A realidade observada apresenta fenômenos significativos para as análises,

tais como:

a existência de uma escola municipal dentro do Criadouro Comum da

comunidade: a Escola Municipal Rural Antônio José Ribeiro;

o transporte escolar que passa em dois horários, às 12h30 e às 17h30 para

pegar os estudantes que se deslocam para o ambiente urbano, para terminar

seus estudos;

e as duas escolas estaduais, a Escola Chafic Cury de Ensino Fundamental, e

a Escola Afonso A.C de Ensino Fundamental e Médio que recebe estudantes

faxinalenses do município.

Já em contato com a comunidade, tornou-se possível através da aplicação de

um cadastro, captar informações, entre muitas outras, sobre o cotidiano da vida

destes faxinalenses. Entre os 199 faxinalenses entrevistados, chamou a atenção o

número de idosos analfabetos e uma forte distorção idade-série escolar entre estes

moradores (Gráfico 02).

Os dados apontam ainda moradores, que declaram ter concluído o Ensino

Médio, e aqueles que saem da comunidade para cursar o Ensino Superior em outro

município, e não apresentam perspectiva de retorno.

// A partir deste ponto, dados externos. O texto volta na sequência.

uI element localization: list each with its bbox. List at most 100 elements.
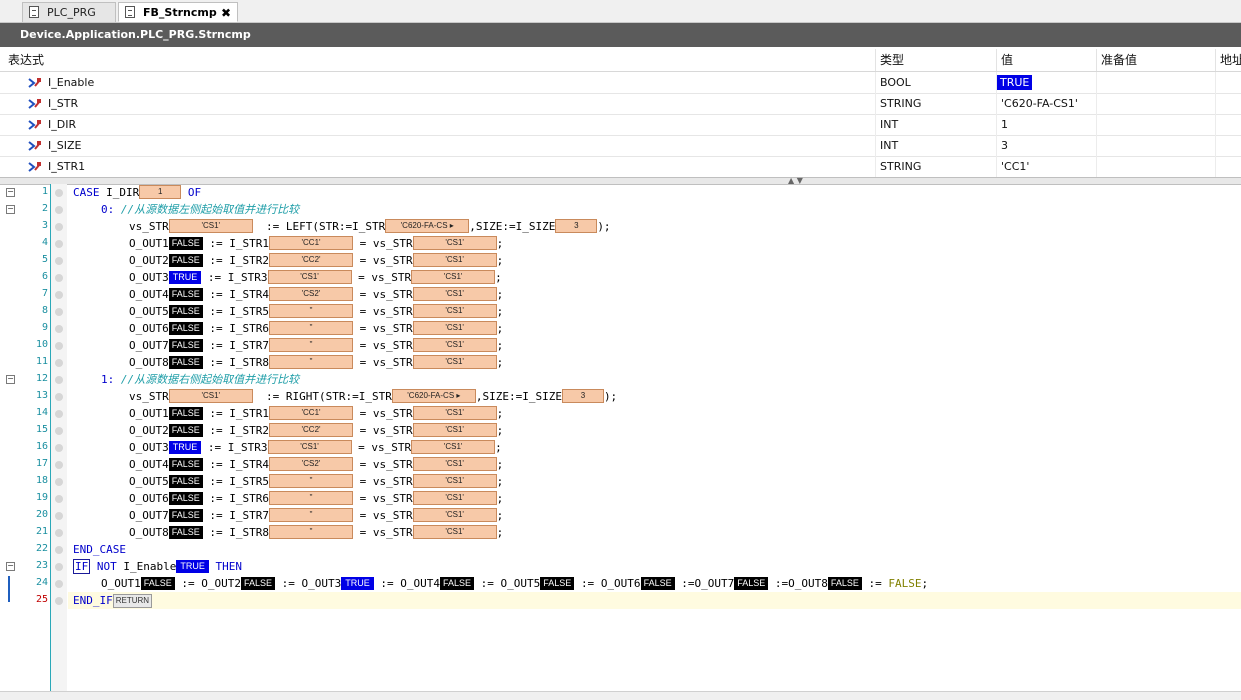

Na Comunidade Taquari dos Ribeiros, a escola dos anos iniciais passou a

fazer parte do território no ano de 1928, “por intermédio de Aníbal Cury, deputado na

época”, ocupando um terreno no criadouro comum, que levando o nome do patrono,

o vereador Sr. Antônio José Ribeiro10.

10 Estas informações estão contidas no documento de registro da Escola Municipal Antônio José Ribeiro, cujo título é: “História do Estabelecimento – Escola Antônio José Ribeiro” (mimeo).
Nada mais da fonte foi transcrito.